The number of people living in New Zealand who were born outside the country has topped a million with a drop in Aussies, Census figures reveal.
The much-maligned possum and Queensland fruit fly are not the only Australians to jump the Tasman and call New Zealand home, but the number of people doing the same is on the wane.
Fewer Australians are living New Zealand now than seven years ago, despite a big jump in the overall number of people born overseas residing here.
More than a quarter of the 4.2 million living in the country at the time of last year’s census were born offshore, taking the number over the one million mark for the first time.
Of those, 21.5 per cent were born in England, with China second at just shy of 9 per cent.
Almost 14,000 more India-born people were living in New Zealand since the 2006 census for the nation to leapfrog Australia into third on the list of countries contributing to the population.
Thirty fewer people born in Australia were living here compared with seven years ago.

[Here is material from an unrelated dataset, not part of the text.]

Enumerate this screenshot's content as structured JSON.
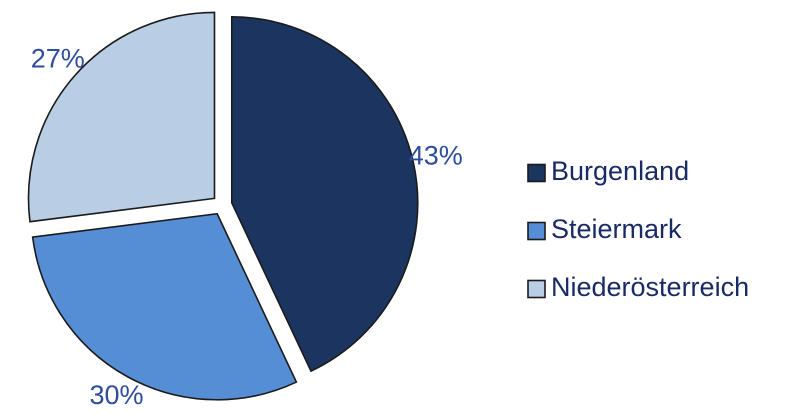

Despite England still contributing the biggest percentage, the geographic region of United Kingdom and Ireland has slipped behind Asia as the most common birthplace.
“Back in 1961, two-thirds of overseas-born people came from the United Kingdom and Ireland. By 2013, that figure had dropped to just over a quarter,” Census general manager Gareth Meech said.
Asians made up 31.6 per cent of those born outside New Zealand.
Auckland was home to more overseas-born people than any other region in New Zealand with 39.1 per cent of the city’s residents born abroad compared to 18.2 per cent for those outside the region.